Constructor for a struct containing references

I'm sorry, it's probably was answered a lot of times, but I can't google it for some reason. Here's what I'm trying to do.

struct S<'a>(&'a str);

impl<'a> S<'a> {
    fn new() -> Self {
        let s = format!("foo");
        S(&s) // returns a value referencing data owned by the current function
    }
}

I understand that as new owns s it's borrow can't be returned. It would work with a static string if I remove format!, but what to do if the string should be generated at runtime?

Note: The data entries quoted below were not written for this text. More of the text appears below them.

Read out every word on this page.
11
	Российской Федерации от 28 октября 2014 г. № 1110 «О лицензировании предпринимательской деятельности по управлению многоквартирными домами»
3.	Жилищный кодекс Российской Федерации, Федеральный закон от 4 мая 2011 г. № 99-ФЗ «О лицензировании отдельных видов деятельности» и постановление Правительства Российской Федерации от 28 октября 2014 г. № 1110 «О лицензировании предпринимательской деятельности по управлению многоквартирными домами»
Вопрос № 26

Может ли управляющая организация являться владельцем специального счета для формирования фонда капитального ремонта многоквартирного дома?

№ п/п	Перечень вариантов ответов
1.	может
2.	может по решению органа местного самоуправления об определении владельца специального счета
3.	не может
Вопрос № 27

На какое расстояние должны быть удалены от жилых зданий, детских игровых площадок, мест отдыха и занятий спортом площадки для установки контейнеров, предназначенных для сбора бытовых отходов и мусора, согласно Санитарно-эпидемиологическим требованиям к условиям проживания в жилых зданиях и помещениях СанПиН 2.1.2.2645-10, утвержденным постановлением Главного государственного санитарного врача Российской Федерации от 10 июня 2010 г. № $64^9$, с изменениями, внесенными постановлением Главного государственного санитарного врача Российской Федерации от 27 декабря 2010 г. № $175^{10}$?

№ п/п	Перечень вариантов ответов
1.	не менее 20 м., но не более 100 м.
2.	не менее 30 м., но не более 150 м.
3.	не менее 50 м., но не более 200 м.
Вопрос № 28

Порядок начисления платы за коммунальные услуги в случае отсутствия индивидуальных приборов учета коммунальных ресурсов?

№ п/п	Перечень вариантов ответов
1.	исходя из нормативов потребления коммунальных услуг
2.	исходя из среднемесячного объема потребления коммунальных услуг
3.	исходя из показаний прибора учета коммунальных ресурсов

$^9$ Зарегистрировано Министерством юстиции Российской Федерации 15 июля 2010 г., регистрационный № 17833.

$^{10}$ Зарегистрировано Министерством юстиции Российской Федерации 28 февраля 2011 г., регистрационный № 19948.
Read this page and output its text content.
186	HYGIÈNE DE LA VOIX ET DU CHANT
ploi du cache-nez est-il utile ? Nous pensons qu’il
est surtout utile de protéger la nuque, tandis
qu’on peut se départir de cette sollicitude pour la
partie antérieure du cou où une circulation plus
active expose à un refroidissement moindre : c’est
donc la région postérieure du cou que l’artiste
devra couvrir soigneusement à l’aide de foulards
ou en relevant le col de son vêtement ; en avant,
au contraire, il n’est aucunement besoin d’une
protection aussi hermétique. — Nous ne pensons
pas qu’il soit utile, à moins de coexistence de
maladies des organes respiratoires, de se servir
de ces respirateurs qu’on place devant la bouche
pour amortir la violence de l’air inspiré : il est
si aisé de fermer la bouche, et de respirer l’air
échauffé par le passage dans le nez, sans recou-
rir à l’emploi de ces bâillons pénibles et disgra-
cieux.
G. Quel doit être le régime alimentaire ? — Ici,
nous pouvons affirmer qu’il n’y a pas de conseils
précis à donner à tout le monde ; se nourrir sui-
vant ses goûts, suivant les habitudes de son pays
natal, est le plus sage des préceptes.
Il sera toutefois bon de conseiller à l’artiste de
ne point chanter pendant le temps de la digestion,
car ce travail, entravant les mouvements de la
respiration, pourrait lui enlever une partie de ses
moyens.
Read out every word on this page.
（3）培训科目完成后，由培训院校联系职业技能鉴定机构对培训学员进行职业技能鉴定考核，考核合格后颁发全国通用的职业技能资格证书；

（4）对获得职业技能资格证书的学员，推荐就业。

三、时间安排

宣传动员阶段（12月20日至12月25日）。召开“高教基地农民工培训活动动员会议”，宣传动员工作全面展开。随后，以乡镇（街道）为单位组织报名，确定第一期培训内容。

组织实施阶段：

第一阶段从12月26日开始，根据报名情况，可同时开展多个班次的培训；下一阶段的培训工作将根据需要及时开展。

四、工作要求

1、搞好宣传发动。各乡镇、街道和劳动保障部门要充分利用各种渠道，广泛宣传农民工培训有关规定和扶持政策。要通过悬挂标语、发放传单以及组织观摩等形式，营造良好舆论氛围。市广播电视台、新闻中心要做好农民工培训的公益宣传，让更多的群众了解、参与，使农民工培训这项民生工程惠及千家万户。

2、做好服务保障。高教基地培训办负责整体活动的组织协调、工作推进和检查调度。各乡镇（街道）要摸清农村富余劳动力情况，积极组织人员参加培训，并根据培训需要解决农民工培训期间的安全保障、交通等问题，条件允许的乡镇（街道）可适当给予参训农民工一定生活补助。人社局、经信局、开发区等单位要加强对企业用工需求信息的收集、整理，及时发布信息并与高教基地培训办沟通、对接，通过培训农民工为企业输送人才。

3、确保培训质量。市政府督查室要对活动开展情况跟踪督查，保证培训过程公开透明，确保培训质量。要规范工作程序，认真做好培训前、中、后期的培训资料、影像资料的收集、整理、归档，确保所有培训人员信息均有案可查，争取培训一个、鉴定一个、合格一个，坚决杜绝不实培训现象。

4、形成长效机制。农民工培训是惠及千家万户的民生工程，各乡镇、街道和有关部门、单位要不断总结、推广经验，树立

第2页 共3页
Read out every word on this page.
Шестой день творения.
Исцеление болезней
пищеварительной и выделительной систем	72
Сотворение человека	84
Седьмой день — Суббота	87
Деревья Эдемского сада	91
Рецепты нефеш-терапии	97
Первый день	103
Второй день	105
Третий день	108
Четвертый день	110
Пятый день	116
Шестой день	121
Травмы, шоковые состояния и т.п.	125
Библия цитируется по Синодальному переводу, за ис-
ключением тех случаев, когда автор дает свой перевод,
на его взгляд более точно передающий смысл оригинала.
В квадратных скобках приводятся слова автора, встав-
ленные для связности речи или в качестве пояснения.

If you want to generate the string dynamically inside the constructor, then you simply can't return a reference to it. There is no way around that. If you have a dynamically-formatted String to begin with, you can just store that by value inside S.

3 Likes

As you've surmised, the compiler is complaining because the s variable is only alive inside the S::new() constructor, but we need to make sure it lives for longer so the resulting S can be useful.

The solution is to make sure either a) S owns the string instead of giving it a reference, or b) the string comes from outside of the function so that S won't outlive it.

struct S(String);

impl S {
  fn new() -> Self { S(format!("foo") }
}

or

struct S<'a>(&'a str);

impl<'a> S<'a> {
  fn new(text: &'a str) -> Self { S(text) }
}

fn main() {
  // create a string which is alive for the duration of main()
  let some_string = format!("foo");
  // Note: `s` is not allowed to outlive `some_string`
  let s = S::new(&some_string);  
}

If you are generating the strings at runtime you'll use the first solution 99% of the time.

2 Likes

Given the signature fn new() -> Self, you may want to instead implement the Default trait. It's the canonical way to define a default constructor, and other code can compose well with the trait. You can often derive the implementation, as noted in the documentation (but not when you have a reference in your struct).

If you're sure you want to store &str, and you still want a default constructor (Default implementation), you could do something like:

impl Default for S<'static> {
    fn default() -> Self {
        // The literal string "foo" lives for the entire
        // lifetime of the program ('static)
        S("foo")
    }
}

(If you're not sure that you need &str, you probably want to go with String, as the others noted.)